The property I refer to is this one. It says that for any positive semidefinite $\gamma$ with $\text{Tr}(\gamma) = 1$ and self-adjoint $H$, the following inequality holds
$\text{Tr}(\gamma H) - \text{Tr}(\gamma\log\gamma) \leq \log\text{Tr}\exp(H)$ with equality if and only if $\gamma = \frac{\exp(H)}{\text{Tr}(\exp(H))}$
To prove this for positive definite $\gamma$ is easy. The left hand side is concave in $\gamma$ and differentiable.
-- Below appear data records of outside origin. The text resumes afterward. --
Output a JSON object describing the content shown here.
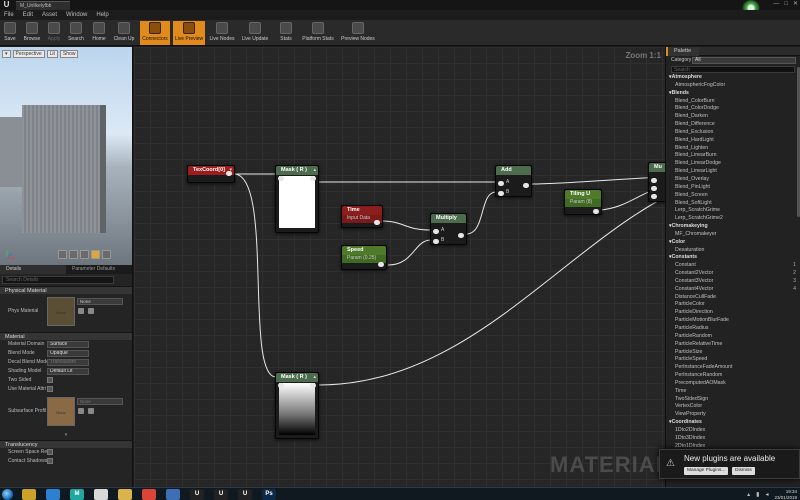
{
  "titlebar": {
    "logo": "U",
    "tab_title": "M_Unlikelyfbb",
    "min": "—",
    "max": "□",
    "close": "✕"
  },
  "menu": [
    "File",
    "Edit",
    "Asset",
    "Window",
    "Help"
  ],
  "toolbar": [
    {
      "label": "Save",
      "icon": "save-icon",
      "state": "normal"
    },
    {
      "label": "Browse",
      "icon": "browse-icon",
      "state": "normal"
    },
    {
      "label": "Apply",
      "icon": "apply-icon",
      "state": "dim"
    },
    {
      "label": "Search",
      "icon": "search-icon",
      "state": "normal"
    },
    {
      "label": "Home",
      "icon": "home-icon",
      "state": "normal"
    },
    {
      "label": "Clean Up",
      "icon": "cleanup-icon",
      "state": "normal"
    },
    {
      "label": "Connectors",
      "icon": "connectors-icon",
      "state": "active"
    },
    {
      "label": "Live Preview",
      "icon": "live-preview-icon",
      "state": "active"
    },
    {
      "label": "Live Nodes",
      "icon": "live-nodes-icon",
      "state": "normal"
    },
    {
      "label": "Live Update",
      "icon": "live-update-icon",
      "state": "normal"
    },
    {
      "label": "Stats",
      "icon": "stats-icon",
      "state": "normal"
    },
    {
      "label": "Platform Stats",
      "icon": "platform-stats-icon",
      "state": "normal"
    },
    {
      "label": "Preview Nodes",
      "icon": "preview-nodes-icon",
      "state": "normal"
    }
  ],
  "viewport": {
    "perspective": "Perspective",
    "lit": "Lit",
    "show": "Show"
  },
  "details": {
    "tabs": [
      "Details",
      "Parameter Defaults"
    ],
    "search_placeholder": "Search Details",
    "physical_section": "Physical Material",
    "phys_material_label": "Phys Material",
    "phys_material_value": "None",
    "phys_thumb_text": "None",
    "material_section": "Material",
    "props": [
      {
        "label": "Material Domain",
        "value": "Surface",
        "dim": false
      },
      {
        "label": "Blend Mode",
        "value": "Opaque",
        "dim": false
      },
      {
        "label": "Decal Blend Mode",
        "value": "Translucent",
        "dim": true
      },
      {
        "label": "Shading Model",
        "value": "Default Lit",
        "dim": false
      }
    ],
    "two_sided": "Two Sided",
    "use_attrs": "Use Material Attri",
    "subsurface_label": "Subsurface Profil",
    "subsurface_value": "None",
    "subsurface_thumb_text": "None",
    "translucency_section": "Translucency",
    "screen_space": "Screen Space Ref",
    "contact_shadows": "Contact Shadows"
  },
  "graph": {
    "zoom": "Zoom 1:1",
    "watermark": "MATERIAL",
    "nodes": {
      "texcoord": {
        "title": "TexCoord[0]"
      },
      "mask_rg": {
        "title": "Mask ( R )"
      },
      "time": {
        "title": "Time",
        "subtitle": "Input Data"
      },
      "speed": {
        "title": "Speed",
        "subtitle": "Param (0.25)"
      },
      "multiply": {
        "title": "Multiply",
        "pin_a": "A",
        "pin_b": "B"
      },
      "add": {
        "title": "Add",
        "pin_a": "A",
        "pin_b": "B"
      },
      "tiling": {
        "title": "Tiling U",
        "subtitle": "Param (8)"
      },
      "mask_r2": {
        "title": "Mask ( R )"
      },
      "edge": {
        "title": "Mu"
      }
    }
  },
  "palette": {
    "tab": "Palette",
    "category_label": "Category",
    "category_value": "All",
    "search_placeholder": "Search",
    "items": [
      {
        "text": "Atmosphere",
        "cat": true,
        "sc": ""
      },
      {
        "text": "AtmosphericFogColor",
        "cat": false,
        "sc": ""
      },
      {
        "text": "Blends",
        "cat": true,
        "sc": ""
      },
      {
        "text": "Blend_ColorBurn",
        "cat": false,
        "sc": ""
      },
      {
        "text": "Blend_ColorDodge",
        "cat": false,
        "sc": ""
      },
      {
        "text": "Blend_Darken",
        "cat": false,
        "sc": ""
      },
      {
        "text": "Blend_Difference",
        "cat": false,
        "sc": ""
      },
      {
        "text": "Blend_Exclusion",
        "cat": false,
        "sc": ""
      },
      {
        "text": "Blend_HardLight",
        "cat": false,
        "sc": ""
      },
      {
        "text": "Blend_Lighten",
        "cat": false,
        "sc": ""
      },
      {
        "text": "Blend_LinearBurn",
        "cat": false,
        "sc": ""
      },
      {
        "text": "Blend_LinearDodge",
        "cat": false,
        "sc": ""
      },
      {
        "text": "Blend_LinearLight",
        "cat": false,
        "sc": ""
      },
      {
        "text": "Blend_Overlay",
        "cat": false,
        "sc": ""
      },
      {
        "text": "Blend_PinLight",
        "cat": false,
        "sc": ""
      },
      {
        "text": "Blend_Screen",
        "cat": false,
        "sc": ""
      },
      {
        "text": "Blend_SoftLight",
        "cat": false,
        "sc": ""
      },
      {
        "text": "Lerp_ScratchGrime",
        "cat": false,
        "sc": ""
      },
      {
        "text": "Lerp_ScratchGrime2",
        "cat": false,
        "sc": ""
      },
      {
        "text": "Chromakeying",
        "cat": true,
        "sc": ""
      },
      {
        "text": "MF_Chromakeyer",
        "cat": false,
        "sc": ""
      },
      {
        "text": "Color",
        "cat": true,
        "sc": ""
      },
      {
        "text": "Desaturation",
        "cat": false,
        "sc": ""
      },
      {
        "text": "Constants",
        "cat": true,
        "sc": ""
      },
      {
        "text": "Constant",
        "cat": false,
        "sc": "1"
      },
      {
        "text": "Constant2Vector",
        "cat": false,
        "sc": "2"
      },
      {
        "text": "Constant3Vector",
        "cat": false,
        "sc": "3"
      },
      {
        "text": "Constant4Vector",
        "cat": false,
        "sc": "4"
      },
      {
        "text": "DistanceCullFade",
        "cat": false,
        "sc": ""
      },
      {
        "text": "ParticleColor",
        "cat": false,
        "sc": ""
      },
      {
        "text": "ParticleDirection",
        "cat": false,
        "sc": ""
      },
      {
        "text": "ParticleMotionBlurFade",
        "cat": false,
        "sc": ""
      },
      {
        "text": "ParticleRadius",
        "cat": false,
        "sc": ""
      },
      {
        "text": "ParticleRandom",
        "cat": false,
        "sc": ""
      },
      {
        "text": "ParticleRelativeTime",
        "cat": false,
        "sc": ""
      },
      {
        "text": "ParticleSize",
        "cat": false,
        "sc": ""
      },
      {
        "text": "ParticleSpeed",
        "cat": false,
        "sc": ""
      },
      {
        "text": "PerInstanceFadeAmount",
        "cat": false,
        "sc": ""
      },
      {
        "text": "PerInstanceRandom",
        "cat": false,
        "sc": ""
      },
      {
        "text": "PrecomputedAOMask",
        "cat": false,
        "sc": ""
      },
      {
        "text": "Time",
        "cat": false,
        "sc": ""
      },
      {
        "text": "TwoSidedSign",
        "cat": false,
        "sc": ""
      },
      {
        "text": "VertexColor",
        "cat": false,
        "sc": ""
      },
      {
        "text": "ViewProperty",
        "cat": false,
        "sc": ""
      },
      {
        "text": "Coordinates",
        "cat": true,
        "sc": ""
      },
      {
        "text": "1Dto2DIndex",
        "cat": false,
        "sc": ""
      },
      {
        "text": "1Dto3DIndex",
        "cat": false,
        "sc": ""
      },
      {
        "text": "2Dto1DIndex",
        "cat": false,
        "sc": ""
      }
    ]
  },
  "notification": {
    "text": "New plugins are available",
    "manage": "Manage Plugins...",
    "dismiss": "Dismiss"
  },
  "taskbar": {
    "apps": [
      {
        "icon": "folder-icon",
        "label": "",
        "color": "#c9a227"
      },
      {
        "icon": "media-icon",
        "label": "",
        "color": "#2d7fd1"
      },
      {
        "icon": "maya-icon",
        "label": "M",
        "color": "#1fa7a0"
      },
      {
        "icon": "file-icon",
        "label": "",
        "color": "#d8d8d8"
      },
      {
        "icon": "folder2-icon",
        "label": "",
        "color": "#d9b44a"
      },
      {
        "icon": "chrome-icon",
        "label": "",
        "color": "#db4437"
      },
      {
        "icon": "utility-icon",
        "label": "",
        "color": "#3c6fb6"
      },
      {
        "icon": "ue-icon-1",
        "label": "U",
        "color": "#222"
      },
      {
        "icon": "ue-icon-2",
        "label": "U",
        "color": "#222"
      },
      {
        "icon": "ue-icon-3",
        "label": "U",
        "color": "#222"
      },
      {
        "icon": "photoshop-icon",
        "label": "Ps",
        "color": "#0b2a4a"
      }
    ],
    "time": "19:34",
    "date": "23/01/2019"
  }
}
Taking the derivative and setting it to zero gives the desired result.
However, the result is claimed for positive semidefinite matrices and in this case, the term $\text{Tr}(\gamma\log\gamma)$ is not differentiable as answered in the comments of this question.
How does one complete the proof?
I am assuming that $\gamma$ is Hermitian and hence diagonalisable (most authors only define positive semi-definteness for Hermitian matrices, but some use alternative definitions).
Define $\text{Tr}(\gamma\log\gamma)=\sum \lambda_i\log\lambda_i$ where the $\lambda_i$ are the eigenvalues of $\gamma$ (some of these eigenvalues may be repeated) and $0\log 0=\lim_{\epsilon\rightarrow 0}\epsilon\log\epsilon=0$
Diagonalize $\gamma$ as $\gamma=UDU^{-1}$ and define $\gamma_{\epsilon}=U(D+\epsilon I)U^{-1}$. Then $\gamma_{\epsilon}$ is positive definite for all $\epsilon>0$.
We will define $f(\epsilon)=\text{Tr}(\gamma_\epsilon H)-\text{Tr}(\gamma_\epsilon \log \gamma_\epsilon)-\log \text{Tr}\exp( H)$.
If we can prove that $f(\epsilon)$ is left-continuous at zero, then $f(\epsilon)\leq 0$ for $\epsilon>0$ implies $f(0)\leq 0$. To prove continuity of the term $\text{Tr}(\gamma_\epsilon \log \gamma_\epsilon)$, note that $\lim_{\epsilon \rightarrow 0} (\lambda_i+\epsilon) \log (\lambda_i+\epsilon)=\lambda_i \log \lambda_i$ .